Kinderhospizarbeit bezieht immer die gesamte Familie mit ein. So kann in einem Kinder- und Jugendhospiz nicht nur das schwerstkranke Kind / der schwerstkranke Jugendliche aufgenommen werden, sondern auch die Eltern (oder andere nahe Bezugspersonen) sowie die Geschwister. Die Familien können bis zu 28 Tage im Jahr ins Kinder- und Jugendhospiz kommen, um sich ein wenig zu erholen und neue Kraft zu sammeln. Voraussetzung ist die Diagnose der lebensverkürzenden Erkrankung des Kindes. Viele Familien kommen somit über Jahre hinweg immer wieder in ein Kinder- und Jugendhospiz, um sich von dem oft psychisch stark fordernden Alltag zu entlasten.

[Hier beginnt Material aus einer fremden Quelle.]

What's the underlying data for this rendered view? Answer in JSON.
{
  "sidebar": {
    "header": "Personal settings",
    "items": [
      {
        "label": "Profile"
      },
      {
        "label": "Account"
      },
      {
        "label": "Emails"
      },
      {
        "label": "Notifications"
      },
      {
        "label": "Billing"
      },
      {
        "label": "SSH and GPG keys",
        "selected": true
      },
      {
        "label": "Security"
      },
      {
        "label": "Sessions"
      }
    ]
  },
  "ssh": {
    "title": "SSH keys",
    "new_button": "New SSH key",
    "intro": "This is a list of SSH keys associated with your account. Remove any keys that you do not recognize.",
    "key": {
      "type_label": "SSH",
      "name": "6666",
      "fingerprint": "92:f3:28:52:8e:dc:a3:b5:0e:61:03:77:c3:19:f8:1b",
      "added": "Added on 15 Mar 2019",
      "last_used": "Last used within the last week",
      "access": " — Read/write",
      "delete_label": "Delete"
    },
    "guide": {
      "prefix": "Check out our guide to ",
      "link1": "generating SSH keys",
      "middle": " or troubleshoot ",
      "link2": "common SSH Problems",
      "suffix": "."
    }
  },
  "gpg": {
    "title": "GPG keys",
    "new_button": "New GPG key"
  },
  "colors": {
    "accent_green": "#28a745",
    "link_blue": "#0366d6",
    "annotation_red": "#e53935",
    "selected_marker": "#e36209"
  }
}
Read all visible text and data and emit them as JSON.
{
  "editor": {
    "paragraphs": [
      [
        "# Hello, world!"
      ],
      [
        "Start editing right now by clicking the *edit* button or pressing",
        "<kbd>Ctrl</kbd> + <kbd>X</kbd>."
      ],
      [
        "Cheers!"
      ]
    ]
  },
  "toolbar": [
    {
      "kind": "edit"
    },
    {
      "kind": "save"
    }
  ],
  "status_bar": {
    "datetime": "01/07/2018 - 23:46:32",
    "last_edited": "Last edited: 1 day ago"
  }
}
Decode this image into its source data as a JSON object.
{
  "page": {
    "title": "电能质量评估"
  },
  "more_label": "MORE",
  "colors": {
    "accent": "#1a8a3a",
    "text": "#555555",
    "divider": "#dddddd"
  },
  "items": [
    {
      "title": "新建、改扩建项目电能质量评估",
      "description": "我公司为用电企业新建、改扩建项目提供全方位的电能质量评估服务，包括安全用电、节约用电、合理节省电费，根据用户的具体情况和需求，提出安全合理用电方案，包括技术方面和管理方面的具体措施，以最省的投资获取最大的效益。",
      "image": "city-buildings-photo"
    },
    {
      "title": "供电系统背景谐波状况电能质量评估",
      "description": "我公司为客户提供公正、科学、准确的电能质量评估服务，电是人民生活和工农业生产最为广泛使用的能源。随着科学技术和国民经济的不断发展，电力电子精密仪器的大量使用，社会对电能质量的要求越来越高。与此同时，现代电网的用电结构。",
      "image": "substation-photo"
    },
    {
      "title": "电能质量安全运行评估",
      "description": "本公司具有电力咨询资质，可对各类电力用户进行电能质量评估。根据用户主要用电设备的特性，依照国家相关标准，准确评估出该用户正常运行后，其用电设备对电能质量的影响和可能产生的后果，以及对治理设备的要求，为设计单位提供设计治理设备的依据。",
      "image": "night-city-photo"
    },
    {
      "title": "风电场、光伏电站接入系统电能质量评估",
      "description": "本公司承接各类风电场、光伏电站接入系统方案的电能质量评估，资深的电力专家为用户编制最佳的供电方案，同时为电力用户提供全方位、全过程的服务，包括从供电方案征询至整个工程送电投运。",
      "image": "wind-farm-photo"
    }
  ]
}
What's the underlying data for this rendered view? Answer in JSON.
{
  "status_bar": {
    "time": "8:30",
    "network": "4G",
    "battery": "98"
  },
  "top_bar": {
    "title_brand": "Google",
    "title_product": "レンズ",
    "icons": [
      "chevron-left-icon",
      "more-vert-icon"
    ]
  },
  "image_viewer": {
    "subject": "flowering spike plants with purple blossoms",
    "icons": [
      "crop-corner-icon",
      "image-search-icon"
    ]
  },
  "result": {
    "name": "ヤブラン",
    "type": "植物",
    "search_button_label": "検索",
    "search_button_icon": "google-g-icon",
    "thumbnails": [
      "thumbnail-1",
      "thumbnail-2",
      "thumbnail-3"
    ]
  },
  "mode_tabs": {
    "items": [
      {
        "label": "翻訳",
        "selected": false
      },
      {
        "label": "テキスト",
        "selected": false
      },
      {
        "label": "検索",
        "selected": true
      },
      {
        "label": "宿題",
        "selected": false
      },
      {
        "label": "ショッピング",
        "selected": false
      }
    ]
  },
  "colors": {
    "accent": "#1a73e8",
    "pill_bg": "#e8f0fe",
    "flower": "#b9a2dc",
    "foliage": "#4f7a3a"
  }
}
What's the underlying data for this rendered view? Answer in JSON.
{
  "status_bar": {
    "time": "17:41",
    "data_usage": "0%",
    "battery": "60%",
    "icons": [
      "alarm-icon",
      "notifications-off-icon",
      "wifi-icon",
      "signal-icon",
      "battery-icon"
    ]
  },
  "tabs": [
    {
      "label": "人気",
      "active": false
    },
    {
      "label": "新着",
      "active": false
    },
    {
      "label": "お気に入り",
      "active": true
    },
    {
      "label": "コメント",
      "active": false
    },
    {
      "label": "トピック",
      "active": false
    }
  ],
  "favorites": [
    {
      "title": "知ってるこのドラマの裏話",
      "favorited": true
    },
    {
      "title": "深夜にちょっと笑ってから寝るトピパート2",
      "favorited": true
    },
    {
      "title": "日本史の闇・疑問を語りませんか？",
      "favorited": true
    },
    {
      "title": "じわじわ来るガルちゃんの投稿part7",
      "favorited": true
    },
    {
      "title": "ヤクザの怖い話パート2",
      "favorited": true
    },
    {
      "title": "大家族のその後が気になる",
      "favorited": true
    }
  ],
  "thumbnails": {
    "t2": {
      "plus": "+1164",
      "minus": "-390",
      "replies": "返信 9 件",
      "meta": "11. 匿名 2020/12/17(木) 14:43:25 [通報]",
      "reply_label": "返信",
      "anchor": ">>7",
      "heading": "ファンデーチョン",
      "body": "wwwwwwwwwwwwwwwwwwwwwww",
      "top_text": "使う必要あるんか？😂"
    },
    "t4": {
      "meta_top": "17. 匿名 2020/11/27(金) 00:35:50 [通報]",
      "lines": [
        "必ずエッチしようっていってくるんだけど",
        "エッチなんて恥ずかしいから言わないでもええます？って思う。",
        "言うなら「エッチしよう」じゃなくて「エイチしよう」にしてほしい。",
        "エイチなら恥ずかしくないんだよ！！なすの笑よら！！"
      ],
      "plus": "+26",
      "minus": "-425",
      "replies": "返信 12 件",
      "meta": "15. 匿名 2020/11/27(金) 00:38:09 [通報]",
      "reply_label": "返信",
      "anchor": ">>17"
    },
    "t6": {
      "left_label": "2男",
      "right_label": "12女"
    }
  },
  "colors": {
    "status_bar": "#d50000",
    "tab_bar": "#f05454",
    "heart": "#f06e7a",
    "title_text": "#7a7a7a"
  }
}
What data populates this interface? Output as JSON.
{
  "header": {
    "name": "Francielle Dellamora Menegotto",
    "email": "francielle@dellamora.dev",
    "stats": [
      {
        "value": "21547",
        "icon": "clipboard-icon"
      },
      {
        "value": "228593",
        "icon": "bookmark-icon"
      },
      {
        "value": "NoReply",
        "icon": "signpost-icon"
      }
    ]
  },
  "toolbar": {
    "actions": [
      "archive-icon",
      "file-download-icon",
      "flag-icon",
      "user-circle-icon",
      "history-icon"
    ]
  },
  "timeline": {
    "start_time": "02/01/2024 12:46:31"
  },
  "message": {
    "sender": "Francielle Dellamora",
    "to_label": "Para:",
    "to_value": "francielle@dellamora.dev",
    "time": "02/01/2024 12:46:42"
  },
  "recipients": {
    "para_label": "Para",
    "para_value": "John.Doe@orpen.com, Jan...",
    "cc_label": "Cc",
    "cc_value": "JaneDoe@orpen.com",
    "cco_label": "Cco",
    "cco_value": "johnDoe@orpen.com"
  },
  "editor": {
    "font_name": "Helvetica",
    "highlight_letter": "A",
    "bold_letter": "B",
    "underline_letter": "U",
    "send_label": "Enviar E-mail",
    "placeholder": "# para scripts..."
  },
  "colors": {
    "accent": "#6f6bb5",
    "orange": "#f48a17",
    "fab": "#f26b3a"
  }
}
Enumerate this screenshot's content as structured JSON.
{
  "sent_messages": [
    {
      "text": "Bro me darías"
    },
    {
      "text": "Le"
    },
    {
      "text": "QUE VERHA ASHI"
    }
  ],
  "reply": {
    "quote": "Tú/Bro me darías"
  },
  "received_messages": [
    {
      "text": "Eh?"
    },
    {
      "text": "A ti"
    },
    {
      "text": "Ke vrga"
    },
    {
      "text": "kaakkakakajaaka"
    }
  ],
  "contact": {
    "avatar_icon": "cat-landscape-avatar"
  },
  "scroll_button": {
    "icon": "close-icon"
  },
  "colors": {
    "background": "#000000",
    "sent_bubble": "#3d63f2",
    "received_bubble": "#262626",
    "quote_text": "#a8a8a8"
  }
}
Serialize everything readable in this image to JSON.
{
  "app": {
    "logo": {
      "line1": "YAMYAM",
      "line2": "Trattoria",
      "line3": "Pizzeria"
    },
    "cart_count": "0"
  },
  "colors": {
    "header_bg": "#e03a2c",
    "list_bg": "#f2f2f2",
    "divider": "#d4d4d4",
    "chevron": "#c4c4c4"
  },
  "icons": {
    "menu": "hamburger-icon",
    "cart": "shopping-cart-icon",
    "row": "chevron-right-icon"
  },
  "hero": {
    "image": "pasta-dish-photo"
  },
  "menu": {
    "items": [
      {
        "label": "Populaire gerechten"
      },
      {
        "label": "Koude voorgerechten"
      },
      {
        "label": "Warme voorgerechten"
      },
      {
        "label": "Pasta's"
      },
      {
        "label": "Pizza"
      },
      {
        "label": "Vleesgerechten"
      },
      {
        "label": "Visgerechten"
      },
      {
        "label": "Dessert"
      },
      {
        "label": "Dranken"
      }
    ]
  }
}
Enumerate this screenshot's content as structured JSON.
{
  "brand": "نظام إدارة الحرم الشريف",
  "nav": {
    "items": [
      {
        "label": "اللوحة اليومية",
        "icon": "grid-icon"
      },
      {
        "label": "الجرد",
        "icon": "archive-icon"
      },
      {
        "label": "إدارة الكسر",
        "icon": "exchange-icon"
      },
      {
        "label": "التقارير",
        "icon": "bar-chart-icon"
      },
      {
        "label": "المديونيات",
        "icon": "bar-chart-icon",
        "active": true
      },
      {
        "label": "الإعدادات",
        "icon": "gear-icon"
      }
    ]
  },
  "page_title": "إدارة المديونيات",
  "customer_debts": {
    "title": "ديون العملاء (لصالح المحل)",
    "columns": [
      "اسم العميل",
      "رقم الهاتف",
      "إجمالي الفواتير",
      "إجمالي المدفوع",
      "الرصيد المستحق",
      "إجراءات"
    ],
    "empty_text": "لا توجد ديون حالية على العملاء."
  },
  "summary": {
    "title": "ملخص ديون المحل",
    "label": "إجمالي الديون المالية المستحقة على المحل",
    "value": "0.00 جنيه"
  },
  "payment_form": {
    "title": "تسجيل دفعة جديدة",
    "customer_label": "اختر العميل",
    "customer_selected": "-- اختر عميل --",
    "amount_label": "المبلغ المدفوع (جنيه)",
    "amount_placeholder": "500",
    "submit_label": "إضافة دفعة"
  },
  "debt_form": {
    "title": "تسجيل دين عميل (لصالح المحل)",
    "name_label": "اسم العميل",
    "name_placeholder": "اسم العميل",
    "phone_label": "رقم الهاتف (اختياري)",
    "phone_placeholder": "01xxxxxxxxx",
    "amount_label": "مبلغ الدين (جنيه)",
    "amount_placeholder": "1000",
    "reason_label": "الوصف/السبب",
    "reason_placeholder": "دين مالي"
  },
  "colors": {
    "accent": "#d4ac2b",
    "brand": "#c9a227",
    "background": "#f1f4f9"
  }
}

Kommt das betroffene Kind / der betroffene Jugendliche in die letzte Lebensphase, ist der Aufenthalt nicht auf 28 Tage beschränkt. Die Betroffenen versterben dann im Kinder- und Jugendhospiz. Im Anschluss steht die Trauerbegleitung der Familie im Zentrum der Arbeit. Auch der gegenseitige Austausch der Eltern untereinander, der ein Gefühl des „Nicht-Alleinseins“ vermittelt, ist ein wichtiger Bestandteil der Kinderhospizarbeit.

Sonnenuntergang im Park

Was bedeutet "palliative Versorgung"?

Palliative Versorgung bedeutet, dass ein unheilbar kranker Mensch bestmöglich versorgt wird, um seine Lebensqualität so lange wie möglich – und so gut es geht frei von Schmerzen und anderen unangenehmen Symptomen – zu erhalten. Die Betreuung erfolgt über ein multiprofessionelles Team, das individuell auf die Bedürfnisse des Erkrankten eingeht. Dabei werden auch immer nahestehende Menschen aus dem direkten Umfeld des Betroffenen einbezogen.  In der stationären Hospizversorgung geht es um das kontinuierliche Gestalten und Beeinflussen des Krankheitsverlaufes und das Ausnutzen aller Möglichkeiten zur Optimierung im Sinne der Lebensqualität.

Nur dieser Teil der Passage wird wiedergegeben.